The flashbacks were fine and although unbelievable were a fun way of walking through history, but I found the current day story rather poorly done. The book was fine to read, but not something I'd suggest to anyone.
This was more like a 2.5 read for me. It started off super strong and I was loving it. Then about half way through, I got bored. The stories from the main character's past started to get longer and longer, and for me, more confusing. I was way more interested in the present, but those chapters were so much shorter, which was a bummer.
I liked the characters and the situations they found themselves in, although almost all of the completely unbelievable, of course. It just got too slow and confounded for me to enjoy it the entire way through.
Fun, easy read. There are some clever, humorous stories, most of which feel like you've read them somewhere else before.
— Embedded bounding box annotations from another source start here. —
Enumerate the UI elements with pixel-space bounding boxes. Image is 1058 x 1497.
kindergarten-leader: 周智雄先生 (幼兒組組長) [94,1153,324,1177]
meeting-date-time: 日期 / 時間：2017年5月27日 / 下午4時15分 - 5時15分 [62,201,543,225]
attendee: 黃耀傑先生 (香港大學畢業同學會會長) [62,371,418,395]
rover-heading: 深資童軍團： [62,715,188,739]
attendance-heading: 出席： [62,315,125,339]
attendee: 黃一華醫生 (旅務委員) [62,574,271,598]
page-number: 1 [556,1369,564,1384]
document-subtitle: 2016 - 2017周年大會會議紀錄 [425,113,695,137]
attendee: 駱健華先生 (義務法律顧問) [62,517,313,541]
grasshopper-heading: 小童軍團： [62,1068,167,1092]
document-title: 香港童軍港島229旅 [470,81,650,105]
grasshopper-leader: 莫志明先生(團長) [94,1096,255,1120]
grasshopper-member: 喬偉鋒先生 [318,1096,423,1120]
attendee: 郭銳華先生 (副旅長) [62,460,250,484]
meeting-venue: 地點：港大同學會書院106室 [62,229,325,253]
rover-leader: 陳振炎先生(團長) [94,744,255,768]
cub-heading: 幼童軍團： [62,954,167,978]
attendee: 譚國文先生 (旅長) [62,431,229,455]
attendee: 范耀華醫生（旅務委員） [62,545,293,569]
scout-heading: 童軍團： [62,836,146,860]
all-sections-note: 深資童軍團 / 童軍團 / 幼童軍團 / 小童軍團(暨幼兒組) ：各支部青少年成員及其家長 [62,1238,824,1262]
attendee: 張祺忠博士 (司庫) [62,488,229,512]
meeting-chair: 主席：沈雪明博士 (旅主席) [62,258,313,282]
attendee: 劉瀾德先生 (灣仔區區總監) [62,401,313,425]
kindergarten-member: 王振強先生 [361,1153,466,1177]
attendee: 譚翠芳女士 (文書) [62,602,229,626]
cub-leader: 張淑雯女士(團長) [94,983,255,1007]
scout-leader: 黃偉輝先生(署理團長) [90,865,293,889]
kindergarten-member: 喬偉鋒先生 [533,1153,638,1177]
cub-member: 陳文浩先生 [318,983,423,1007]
The back story is longer than I would have preferred, but I do think most of it was necessary to the story. It was frustrating at times to only spend a small chapter in the present story, only to be sent back again to the lead character's past for a long chapter. That said, the characters were thoroughly enjoyable & I would recommend it to anyone looking for something light & fun with some good, dry wit.
On a scale of cotton candy to Brussels sprouts, this book is mixed pierogis--similar to the Italian ravioli, a delicious something filled with more deliciousness. But throw a bunch of different kinds together, each pierogi will be a surprise.
With a title like that, I caught the hint that this book was no normal pasta. But the contents delighted me with the twisted weave of the story. How does someone come up with this kind of ridiculousness?
Jonas Jansson's The 100-Year-Old Man Who Climbed Out the Window and Disappeared is a delightful romp around the the globe. This novel approach to story telling is a bird's eye view of the twenty century that makes Cliff Notes turn green with envy. Check it out...not the twenty century, but the Jonasson's novel.
It's kind of like a Forrest Gump story. The story of this 100 year old man, who, because of his "let's just go along with this and see what happens" attitude, gets himself into all kinds of predicaments and into many a scenario of world history. Sometimes I felt like it dragged a little bit, but overall I like it and I learned a few things about history while I was at it.
Such a goofy book--just plain fun and funny. A 100 year old man with an implausible past goes on an adventure when he sneaks out of his own birthday party and sets off a series of mishaps that all somehow end up working out.
For me is fantasy but with semi-real historical references, not any substantial depth of characters, the plot is fable-oriented with lots of historically reasonable but hard to accept as real actions, which didn't result in realizations, liked the time jumps, I could use it as a Saturday pizza afternoon background.
Rất hay, cách kể có duyên, rất hợp với kiểu thỉnh thoảng lôi ra đọc mà ko bị lạc nhịp. Mà kể rất vui, dù câu chuyện có vẻ là không vui cho lắm (nhiều nạn nhân téo tèo tèo ra phết). tôi thực sự thích sự lạc quan toát ra từ câu chuyện,
I can’t disagree with any of the reviewers who compared this convoluted story to Forrest Gump. When it comes to Allen Karlsson, life really is like a box of chocolates. You never know what you’re going to get.
Clever and entertaining, with a surprisingly upbeat feel, despite many violent deaths, including not-entirely-oblique references to the bombings of Hiroshima and Nagasaki. Allan is a very old, completely likable sociopath, IMHO!
Charming story. A bit of historical fiction blending with an absurd romp through modern Sweden. It's a bit of a stretch for a man that age to function as he did, but the flashbacks are well worth it.